PuppetMaster process memory usage constantly increases until kernel complains and starts killing off other processes
The last few days, I have been getting errors thrown at me by my monitoring software, in the early hours of the morning. It appears that my box running Puppet has run out of memory and the only way to solve it is the restart the Puppetmaster service.. When investigating further, I see that the memory consumption of the process has steadily increased throughout the day after about 12hrs it is at 70-80% memory usage held by that 1 process and I kill it in the morning.
The changes I have made around the time that this started happening are:
- Installing PuppetDB (postgresql backend) on the same node.
- Installing PuppetDBQuery module.
- Installed Puppetboard module
- Added about 20 PuppetDBQueries (via the PuppetDBQuery 'query_nodes' function) to the "default" node definition.

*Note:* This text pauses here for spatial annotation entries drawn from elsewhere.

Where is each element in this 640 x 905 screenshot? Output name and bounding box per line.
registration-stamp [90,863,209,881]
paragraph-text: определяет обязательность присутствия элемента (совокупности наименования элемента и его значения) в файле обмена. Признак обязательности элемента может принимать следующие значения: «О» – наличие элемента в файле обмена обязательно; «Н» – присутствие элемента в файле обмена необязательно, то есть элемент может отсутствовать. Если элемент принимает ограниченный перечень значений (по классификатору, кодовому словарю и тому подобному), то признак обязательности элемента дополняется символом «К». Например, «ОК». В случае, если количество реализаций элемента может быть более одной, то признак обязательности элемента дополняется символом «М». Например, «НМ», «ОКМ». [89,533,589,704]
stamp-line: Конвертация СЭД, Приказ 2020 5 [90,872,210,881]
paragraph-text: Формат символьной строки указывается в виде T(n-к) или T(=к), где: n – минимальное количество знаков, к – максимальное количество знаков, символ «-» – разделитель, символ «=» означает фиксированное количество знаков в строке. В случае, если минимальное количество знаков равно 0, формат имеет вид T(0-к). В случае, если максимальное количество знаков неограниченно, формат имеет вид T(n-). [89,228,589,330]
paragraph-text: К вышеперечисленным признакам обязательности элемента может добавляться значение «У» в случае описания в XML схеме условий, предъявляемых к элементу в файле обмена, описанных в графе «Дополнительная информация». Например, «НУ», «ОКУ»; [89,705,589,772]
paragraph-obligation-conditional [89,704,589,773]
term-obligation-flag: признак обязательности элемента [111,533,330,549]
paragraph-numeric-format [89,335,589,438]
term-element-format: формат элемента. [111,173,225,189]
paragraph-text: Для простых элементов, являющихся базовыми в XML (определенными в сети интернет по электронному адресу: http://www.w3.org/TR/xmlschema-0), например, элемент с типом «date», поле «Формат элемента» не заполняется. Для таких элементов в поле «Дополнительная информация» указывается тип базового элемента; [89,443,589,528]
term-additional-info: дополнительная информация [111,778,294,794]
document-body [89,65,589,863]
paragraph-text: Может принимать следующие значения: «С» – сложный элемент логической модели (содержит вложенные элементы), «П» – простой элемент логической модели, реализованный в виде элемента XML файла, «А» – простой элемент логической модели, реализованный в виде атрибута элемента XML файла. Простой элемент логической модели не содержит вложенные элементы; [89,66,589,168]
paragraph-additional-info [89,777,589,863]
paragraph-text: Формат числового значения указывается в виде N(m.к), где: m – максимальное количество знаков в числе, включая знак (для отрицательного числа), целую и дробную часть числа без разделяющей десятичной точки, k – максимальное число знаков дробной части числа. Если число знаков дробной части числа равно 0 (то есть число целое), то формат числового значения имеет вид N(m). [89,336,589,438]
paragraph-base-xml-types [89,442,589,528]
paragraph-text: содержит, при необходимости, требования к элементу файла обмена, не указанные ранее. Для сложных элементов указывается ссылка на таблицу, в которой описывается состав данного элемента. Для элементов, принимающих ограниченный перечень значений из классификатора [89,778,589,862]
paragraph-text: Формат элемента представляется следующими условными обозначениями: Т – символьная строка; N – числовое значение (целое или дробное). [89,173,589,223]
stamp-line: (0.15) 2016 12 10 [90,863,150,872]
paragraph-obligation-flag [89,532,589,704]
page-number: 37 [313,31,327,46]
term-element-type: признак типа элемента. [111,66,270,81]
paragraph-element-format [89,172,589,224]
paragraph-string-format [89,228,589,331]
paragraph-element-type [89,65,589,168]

I have noticed that neither the PuppetDB, Puppetboard or postgresql processes increase in memory usage at all.
Unsure how to track the cause of this issue, any help would be greatly appreciated.
I have managed to subdue this problem a bit. It seems to be as I expected the massive number of queries I had set in the default node definition. After breaking them down and assigning only the necessary ones to each specific node the problem slowed down. I were originally performing ~20 PuppetDB queries on each node to obtain an array of node IP addresses from the DB. It seems these all took a lot of resources, and so with ~40 nodes, each doing and holding 20 queries the PuppetMaster process quickly ran out of memory on the machine. To try solve it, I split up the queries into the separate node definitions, so each node was only performing the 1-4 queries it needed to do and not all 20. As a result of this, the average memory usage of the Puppetmaster process increased at a much slower rate. It's taken 3 days to climb from 99MB (After restarting) to 1GB at the time of writing this. So the issue hasn't been fixed, but it has been slowed down. Starting to wonder if there is some GC that's not happening or something, as all of the nodes are set to check in every 30 minutes (default) so I would expect the memory to increase to this point and then stay stable.
Here is the additional info asked for just in case:
- Puppet Version: 3.6.2 (Agent and master)
- Ruby Version: 1.9.3
- Puppetdb Version: 3.0.1
- Postgresql Version: 9.1.13
- Postgresql module version: puppetlabs/postgresql - 3.4.0
- Just using the default installation of Open Source Puppet, believe it's using webbrick for puppetboard.